The “Thrasio model” was once the hottest buzzword in venture capital. GlobalBees, backed by FirstCry, was among the leaders—rolling up multiple D2C brands under one roof with the promise of scale and synergy.

But by 2025, cracks appeared. Kuber Industries filed for insolvency against GlobalBees, citing unpaid dues of nearly ₹65 crore. While the company contests the claim, the case highlights the risk of debt-driven roll-up models. Building brands takes time and consumer trust, not just acquisitions and spreadsheets.

Builder.ai: When AI Hype Met Reality

With AI dominating global headlines, Builder.ai seemed perfectly timed. Its pitch—“building an app should be as easy as ordering a pizza”—won backing from SoftBank, Microsoft, and other big investors. Valuations soared to $1.7 billion.

But rapid growth hid operational strains. By 2025, the company itself filed for insolvency amid governance concerns and a capital crunch.

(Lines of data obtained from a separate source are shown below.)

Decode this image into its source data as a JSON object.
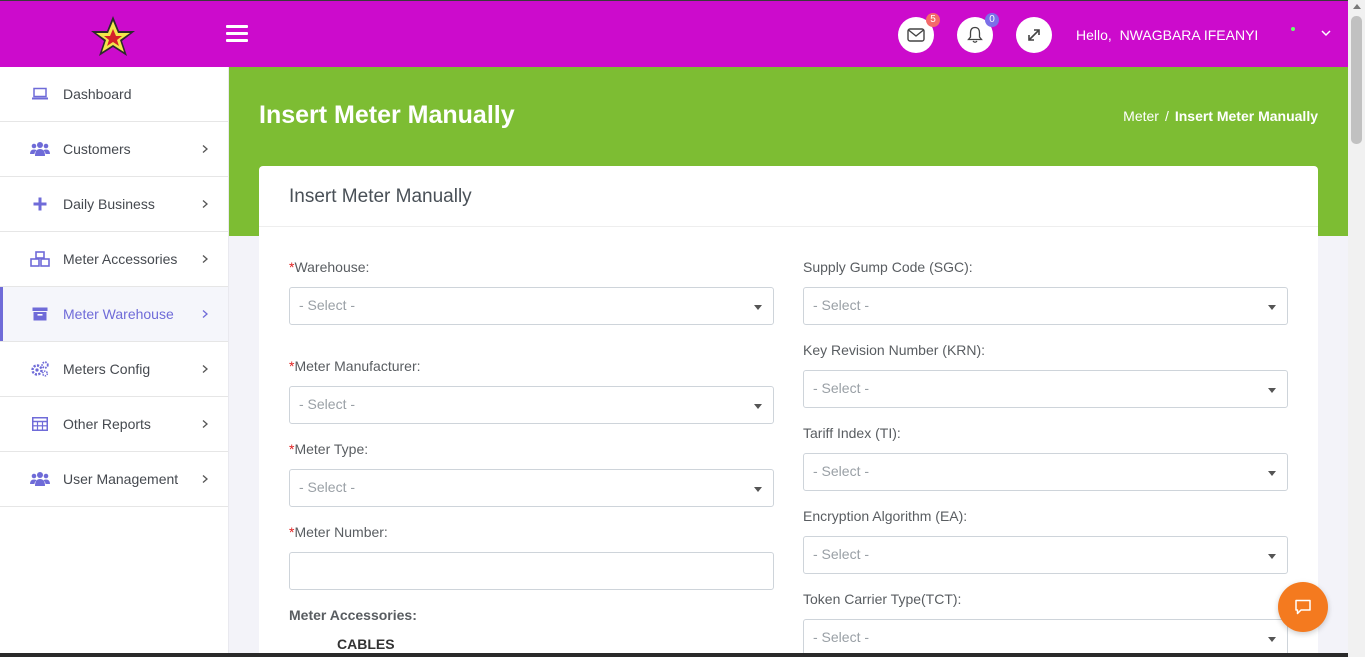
{
  "header": {
    "messages_badge": "5",
    "notifications_badge": "0",
    "greeting": "Hello,  NWAGBARA IFEANYI"
  },
  "sidebar": {
    "items": [
      {
        "label": "Dashboard",
        "icon": "laptop-icon"
      },
      {
        "label": "Customers",
        "icon": "users-icon"
      },
      {
        "label": "Daily Business",
        "icon": "plus-icon"
      },
      {
        "label": "Meter Accessories",
        "icon": "cubes-icon"
      },
      {
        "label": "Meter Warehouse",
        "icon": "archive-icon",
        "active": true
      },
      {
        "label": "Meters Config",
        "icon": "cogs-icon"
      },
      {
        "label": "Other Reports",
        "icon": "table-icon"
      },
      {
        "label": "User Management",
        "icon": "users-icon"
      }
    ]
  },
  "page": {
    "title": "Insert Meter Manually",
    "breadcrumb": {
      "parent": "Meter",
      "separator": "/",
      "current": "Insert Meter Manually"
    }
  },
  "form": {
    "title": "Insert Meter Manually",
    "required_mark": "*",
    "select_placeholder": "- Select -",
    "left": {
      "warehouse_label": "Warehouse:",
      "manufacturer_label": "Meter Manufacturer:",
      "meter_type_label": "Meter Type:",
      "meter_number_label": "Meter Number:",
      "meter_number_value": "",
      "accessories_label": "Meter Accessories:",
      "accessory_item": "CABLES"
    },
    "right": {
      "sgc_label": "Supply Gump Code (SGC):",
      "krn_label": "Key Revision Number (KRN):",
      "ti_label": "Tariff Index (TI):",
      "ea_label": "Encryption Algorithm (EA):",
      "tct_label": "Token Carrier Type(TCT):"
    }
  },
  "colors": {
    "topbar": "#cc0bcc",
    "hero": "#7dbd33",
    "active_nav": "#6f6bd8",
    "chat_button": "#f47a1f"
  }
}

For India’s AI story, it’s less about disillusionment and more about recognizing that tech dreams must be matched with operational depth.

Patterns Emerging

Looking across these insolvency cases, some patterns stand out:

  • Aggressive scaling without profitability (Dunzo, Byju’s).

  • High dependence on debt and investor capital (GlobalBees, Gensol).

  • Governance and compliance gaps (BluSmart, Byju’s, Builder.ai).

  • Sectoral hype cycles—quick commerce, edtech, AI, EVs—that encouraged unsustainable risk-taking.

But equally important is what these patterns do not mean: they do not mean India’s startup story is fading. Instead, they show the ecosystem passing through a maturity curve, where failures are as integral as successes.

A Sign of Maturity, Not Decline

For founders, insolvency cases underline the importance of balancing growth with governance. For investors, they mark the end of the “spray and pray” era and the beginning of sharper diligence. For policymakers, they highlight the need for frameworks that encourage risk-taking while protecting employees, vendors, and creditors.

In global startup hubs, high-profile failures have long coexisted with groundbreaking successes. India is now reaching that stage. The fact that insolvency proceedings are happening openly, under legal frameworks, is itself a sign of institutional maturity.

As one investor told TICE, “The fact that startups can go through insolvency, restructure, and come back stronger is actually a good thing. It shows we are becoming a real market.”

India’s startup ecosystem is still booming. Unicorns are being minted, capital is flowing, and innovation is thriving. At the same time, high-profile insolvencies are giving the ecosystem a reality check—reminding everyone that failure is part of the journey.

This isn’t the end of India’s startup dream. It’s the ecosystem growing up.